Albert Rivera ha dado este jueves un aviso a este respecto que debería ser considerado muy en serio por el resto de fuerzas constitucionalistas. El presidente de Ciudadanos, conocedor como pocos de la historia reciente de la política catalana, ha dicho que si «creen que Torrent es conciliador, no le conocen». Roger Torrent no es una suerte de diplomático comprometido con hacer cumplir la legalidad vigente como han tratado de presentarlo durante los últimos días en distintos foros. Más bien, todo lo contrario.
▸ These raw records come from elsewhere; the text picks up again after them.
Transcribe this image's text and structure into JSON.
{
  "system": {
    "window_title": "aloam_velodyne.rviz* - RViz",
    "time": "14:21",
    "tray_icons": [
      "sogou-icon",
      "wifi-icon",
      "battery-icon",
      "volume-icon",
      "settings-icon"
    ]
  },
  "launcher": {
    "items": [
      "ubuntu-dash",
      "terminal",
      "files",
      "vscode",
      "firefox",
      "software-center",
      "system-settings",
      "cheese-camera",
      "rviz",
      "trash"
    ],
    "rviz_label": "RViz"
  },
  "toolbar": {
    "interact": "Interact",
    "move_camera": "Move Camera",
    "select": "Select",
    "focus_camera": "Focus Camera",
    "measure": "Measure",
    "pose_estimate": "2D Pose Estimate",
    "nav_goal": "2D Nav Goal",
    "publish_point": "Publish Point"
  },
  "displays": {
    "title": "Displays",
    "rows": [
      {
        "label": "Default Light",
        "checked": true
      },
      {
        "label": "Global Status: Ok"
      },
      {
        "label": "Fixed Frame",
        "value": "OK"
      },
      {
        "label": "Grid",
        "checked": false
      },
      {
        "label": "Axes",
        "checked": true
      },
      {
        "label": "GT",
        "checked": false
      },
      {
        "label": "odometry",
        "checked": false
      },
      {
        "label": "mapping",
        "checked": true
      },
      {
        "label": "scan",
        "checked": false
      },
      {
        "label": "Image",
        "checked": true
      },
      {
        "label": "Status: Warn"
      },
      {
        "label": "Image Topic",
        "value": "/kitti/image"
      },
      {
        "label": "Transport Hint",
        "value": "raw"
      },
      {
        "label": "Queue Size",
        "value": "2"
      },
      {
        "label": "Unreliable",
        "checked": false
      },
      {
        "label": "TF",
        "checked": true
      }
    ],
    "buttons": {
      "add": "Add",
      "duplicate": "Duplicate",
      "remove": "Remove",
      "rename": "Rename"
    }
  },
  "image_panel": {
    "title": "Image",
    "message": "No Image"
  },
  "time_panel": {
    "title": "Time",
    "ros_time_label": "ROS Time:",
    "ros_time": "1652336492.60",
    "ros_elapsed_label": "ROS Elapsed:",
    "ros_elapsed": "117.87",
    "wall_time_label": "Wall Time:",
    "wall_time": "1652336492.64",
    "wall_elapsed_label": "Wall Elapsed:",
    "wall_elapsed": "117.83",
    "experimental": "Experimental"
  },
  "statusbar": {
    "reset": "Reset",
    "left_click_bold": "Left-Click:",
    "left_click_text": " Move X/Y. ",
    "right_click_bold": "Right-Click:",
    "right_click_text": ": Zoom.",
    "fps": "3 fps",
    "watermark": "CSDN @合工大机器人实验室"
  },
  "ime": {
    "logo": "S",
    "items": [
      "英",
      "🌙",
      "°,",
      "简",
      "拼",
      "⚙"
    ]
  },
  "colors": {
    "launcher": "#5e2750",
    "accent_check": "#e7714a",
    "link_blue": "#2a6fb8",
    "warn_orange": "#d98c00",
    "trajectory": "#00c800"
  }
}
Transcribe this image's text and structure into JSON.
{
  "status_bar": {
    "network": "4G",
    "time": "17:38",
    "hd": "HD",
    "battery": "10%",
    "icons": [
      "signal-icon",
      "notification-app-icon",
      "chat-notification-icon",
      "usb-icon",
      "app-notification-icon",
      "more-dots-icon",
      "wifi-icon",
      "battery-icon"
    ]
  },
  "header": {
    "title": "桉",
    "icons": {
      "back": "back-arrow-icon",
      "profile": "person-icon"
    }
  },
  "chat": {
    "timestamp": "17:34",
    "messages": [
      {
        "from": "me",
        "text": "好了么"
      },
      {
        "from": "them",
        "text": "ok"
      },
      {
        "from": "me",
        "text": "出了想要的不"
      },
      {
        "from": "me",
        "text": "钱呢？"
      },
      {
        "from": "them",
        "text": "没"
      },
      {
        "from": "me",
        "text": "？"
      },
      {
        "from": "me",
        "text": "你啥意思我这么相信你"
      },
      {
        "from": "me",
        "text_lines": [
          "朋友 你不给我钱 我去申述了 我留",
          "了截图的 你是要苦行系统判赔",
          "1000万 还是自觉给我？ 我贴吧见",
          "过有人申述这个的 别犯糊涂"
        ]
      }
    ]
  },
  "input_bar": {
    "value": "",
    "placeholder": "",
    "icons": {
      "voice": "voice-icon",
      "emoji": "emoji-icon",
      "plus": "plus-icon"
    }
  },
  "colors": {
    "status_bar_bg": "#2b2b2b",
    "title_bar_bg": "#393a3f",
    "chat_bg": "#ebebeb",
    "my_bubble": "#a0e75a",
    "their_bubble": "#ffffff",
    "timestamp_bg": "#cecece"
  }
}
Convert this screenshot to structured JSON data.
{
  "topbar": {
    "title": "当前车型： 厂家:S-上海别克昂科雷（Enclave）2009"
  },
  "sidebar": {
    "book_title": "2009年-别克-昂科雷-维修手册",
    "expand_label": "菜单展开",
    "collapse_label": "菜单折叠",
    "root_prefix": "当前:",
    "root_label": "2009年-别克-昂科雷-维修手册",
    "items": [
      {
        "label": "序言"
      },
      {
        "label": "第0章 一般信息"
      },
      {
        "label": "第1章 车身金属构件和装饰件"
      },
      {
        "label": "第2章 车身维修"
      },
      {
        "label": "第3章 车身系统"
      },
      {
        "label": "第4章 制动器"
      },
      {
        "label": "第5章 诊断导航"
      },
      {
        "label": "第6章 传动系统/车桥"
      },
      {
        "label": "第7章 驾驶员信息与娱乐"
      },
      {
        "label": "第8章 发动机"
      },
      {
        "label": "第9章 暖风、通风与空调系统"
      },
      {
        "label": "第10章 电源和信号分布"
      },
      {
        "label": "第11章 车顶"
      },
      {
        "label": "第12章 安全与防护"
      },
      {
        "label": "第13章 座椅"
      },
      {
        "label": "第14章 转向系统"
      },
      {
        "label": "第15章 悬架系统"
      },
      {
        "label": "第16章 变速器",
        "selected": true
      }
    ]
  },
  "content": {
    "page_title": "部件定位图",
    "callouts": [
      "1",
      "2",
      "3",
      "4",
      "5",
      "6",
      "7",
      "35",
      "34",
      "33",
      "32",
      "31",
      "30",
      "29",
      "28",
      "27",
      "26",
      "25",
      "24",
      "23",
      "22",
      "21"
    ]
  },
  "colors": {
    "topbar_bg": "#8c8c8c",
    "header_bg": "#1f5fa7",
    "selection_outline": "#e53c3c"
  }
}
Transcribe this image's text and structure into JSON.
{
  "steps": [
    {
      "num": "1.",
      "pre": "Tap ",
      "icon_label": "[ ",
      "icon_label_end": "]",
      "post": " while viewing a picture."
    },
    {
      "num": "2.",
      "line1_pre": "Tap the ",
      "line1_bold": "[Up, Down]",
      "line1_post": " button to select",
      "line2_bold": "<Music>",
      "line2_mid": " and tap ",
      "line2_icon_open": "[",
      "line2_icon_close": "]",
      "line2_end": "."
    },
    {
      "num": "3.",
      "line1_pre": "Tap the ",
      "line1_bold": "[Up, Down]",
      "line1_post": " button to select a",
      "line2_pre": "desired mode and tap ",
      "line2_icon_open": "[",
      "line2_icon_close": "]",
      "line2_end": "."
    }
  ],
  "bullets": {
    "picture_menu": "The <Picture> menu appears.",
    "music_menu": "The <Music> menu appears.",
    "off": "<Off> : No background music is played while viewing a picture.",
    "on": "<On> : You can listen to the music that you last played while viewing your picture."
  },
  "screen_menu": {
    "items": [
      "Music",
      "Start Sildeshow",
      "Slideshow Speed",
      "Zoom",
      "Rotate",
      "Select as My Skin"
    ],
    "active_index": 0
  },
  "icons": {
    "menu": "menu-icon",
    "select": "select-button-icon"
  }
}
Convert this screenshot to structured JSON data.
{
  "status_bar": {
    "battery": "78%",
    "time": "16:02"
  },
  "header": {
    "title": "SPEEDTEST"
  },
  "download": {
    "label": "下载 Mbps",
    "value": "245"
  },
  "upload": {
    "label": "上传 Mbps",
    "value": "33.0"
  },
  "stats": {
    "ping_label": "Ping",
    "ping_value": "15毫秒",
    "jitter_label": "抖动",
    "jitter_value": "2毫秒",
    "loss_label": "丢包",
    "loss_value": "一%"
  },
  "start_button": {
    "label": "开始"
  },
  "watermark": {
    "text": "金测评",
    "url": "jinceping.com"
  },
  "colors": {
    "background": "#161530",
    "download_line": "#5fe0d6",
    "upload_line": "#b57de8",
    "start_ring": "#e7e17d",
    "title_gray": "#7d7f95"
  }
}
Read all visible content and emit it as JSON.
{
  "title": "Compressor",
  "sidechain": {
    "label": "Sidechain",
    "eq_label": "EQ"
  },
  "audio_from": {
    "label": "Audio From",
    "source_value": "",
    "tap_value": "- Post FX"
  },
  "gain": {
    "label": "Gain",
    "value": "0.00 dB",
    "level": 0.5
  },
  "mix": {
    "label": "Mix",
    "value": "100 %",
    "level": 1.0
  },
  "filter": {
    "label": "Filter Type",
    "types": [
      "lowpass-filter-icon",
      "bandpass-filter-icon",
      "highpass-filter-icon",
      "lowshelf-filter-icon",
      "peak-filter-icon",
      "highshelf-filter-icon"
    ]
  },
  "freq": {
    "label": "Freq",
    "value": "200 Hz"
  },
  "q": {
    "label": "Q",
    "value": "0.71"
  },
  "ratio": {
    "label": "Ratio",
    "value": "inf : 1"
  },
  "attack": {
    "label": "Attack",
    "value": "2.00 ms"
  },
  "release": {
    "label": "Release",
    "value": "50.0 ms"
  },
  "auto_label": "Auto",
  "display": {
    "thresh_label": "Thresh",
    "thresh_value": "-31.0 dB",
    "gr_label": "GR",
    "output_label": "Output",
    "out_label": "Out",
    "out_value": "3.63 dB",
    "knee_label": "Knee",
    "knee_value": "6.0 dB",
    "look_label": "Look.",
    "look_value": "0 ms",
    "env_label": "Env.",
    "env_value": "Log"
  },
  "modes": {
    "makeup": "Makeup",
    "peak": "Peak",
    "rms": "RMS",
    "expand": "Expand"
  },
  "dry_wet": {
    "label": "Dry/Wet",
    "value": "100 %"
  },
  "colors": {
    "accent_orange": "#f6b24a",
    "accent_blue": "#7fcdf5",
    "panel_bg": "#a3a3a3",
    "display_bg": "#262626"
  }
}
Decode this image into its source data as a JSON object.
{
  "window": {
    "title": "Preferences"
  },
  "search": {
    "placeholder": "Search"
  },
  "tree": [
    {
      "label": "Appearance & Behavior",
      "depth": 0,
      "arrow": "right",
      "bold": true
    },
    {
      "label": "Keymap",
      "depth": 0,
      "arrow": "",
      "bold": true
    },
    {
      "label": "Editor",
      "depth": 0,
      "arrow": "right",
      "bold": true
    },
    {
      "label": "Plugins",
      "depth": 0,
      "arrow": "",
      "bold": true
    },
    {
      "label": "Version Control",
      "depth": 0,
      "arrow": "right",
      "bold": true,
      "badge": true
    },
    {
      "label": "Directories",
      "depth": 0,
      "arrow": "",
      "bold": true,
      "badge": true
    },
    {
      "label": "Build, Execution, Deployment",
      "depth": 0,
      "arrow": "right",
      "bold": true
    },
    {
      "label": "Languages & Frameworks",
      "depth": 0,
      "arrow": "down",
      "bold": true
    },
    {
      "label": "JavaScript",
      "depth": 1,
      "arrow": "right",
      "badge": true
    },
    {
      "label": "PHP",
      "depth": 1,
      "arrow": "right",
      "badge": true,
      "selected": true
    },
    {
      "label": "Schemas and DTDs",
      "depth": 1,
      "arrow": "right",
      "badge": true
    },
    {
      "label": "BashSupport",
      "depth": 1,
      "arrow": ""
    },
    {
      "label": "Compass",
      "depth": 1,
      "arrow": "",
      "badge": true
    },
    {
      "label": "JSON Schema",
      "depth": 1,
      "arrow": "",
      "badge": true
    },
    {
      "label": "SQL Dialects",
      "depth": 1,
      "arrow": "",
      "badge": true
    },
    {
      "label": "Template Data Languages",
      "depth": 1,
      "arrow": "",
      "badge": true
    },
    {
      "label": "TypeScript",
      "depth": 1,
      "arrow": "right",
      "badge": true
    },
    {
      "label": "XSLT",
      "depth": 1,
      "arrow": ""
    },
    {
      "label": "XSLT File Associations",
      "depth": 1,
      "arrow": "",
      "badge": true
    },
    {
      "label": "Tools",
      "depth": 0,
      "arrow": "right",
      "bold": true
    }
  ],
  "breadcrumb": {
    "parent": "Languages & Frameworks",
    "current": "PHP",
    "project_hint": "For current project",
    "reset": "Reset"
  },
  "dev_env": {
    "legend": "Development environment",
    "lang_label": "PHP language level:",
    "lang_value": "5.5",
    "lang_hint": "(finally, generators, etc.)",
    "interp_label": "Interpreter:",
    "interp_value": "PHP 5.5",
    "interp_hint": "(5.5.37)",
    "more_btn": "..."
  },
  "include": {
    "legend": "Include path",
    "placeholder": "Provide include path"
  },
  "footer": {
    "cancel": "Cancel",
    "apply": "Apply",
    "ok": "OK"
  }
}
Cachorro de la cantera de ERC, ha llegado a asegurar que su objetivo político es «desarrollar la República sin pedir permiso». Un radical convencido de que el único fin de Cataluña es la independencia.

No obstante, no sólo el pasado delata a Torrent. Resulta cuanto menos paradójico que una de sus primeras acciones como presidente del Parlament vaya a ser visitar al huido Carles Puigdemont en Bruselas. Un prófugo de la justicia que quiere seguir hacia delante, y en la distancia, con la deriva secesionista. Si Torrent creyera de verdad en la ley, trataría de buscar una opción diferente a la del expresident. Además, sigue denominando a Puigdemont como «president», cuando sabe de sobra que ni podrá ser investido de manera telemática ni tampoco en España, ya que en cuanto pisara suelo patrio iría directamente a la cárcel. El Gobierno, por tanto, debe estar muy atento a los movimiento de Roger Torrent. No pueden consentir que el lobo esconda sus verdaderas intenciones entre la credulidad del rebaño.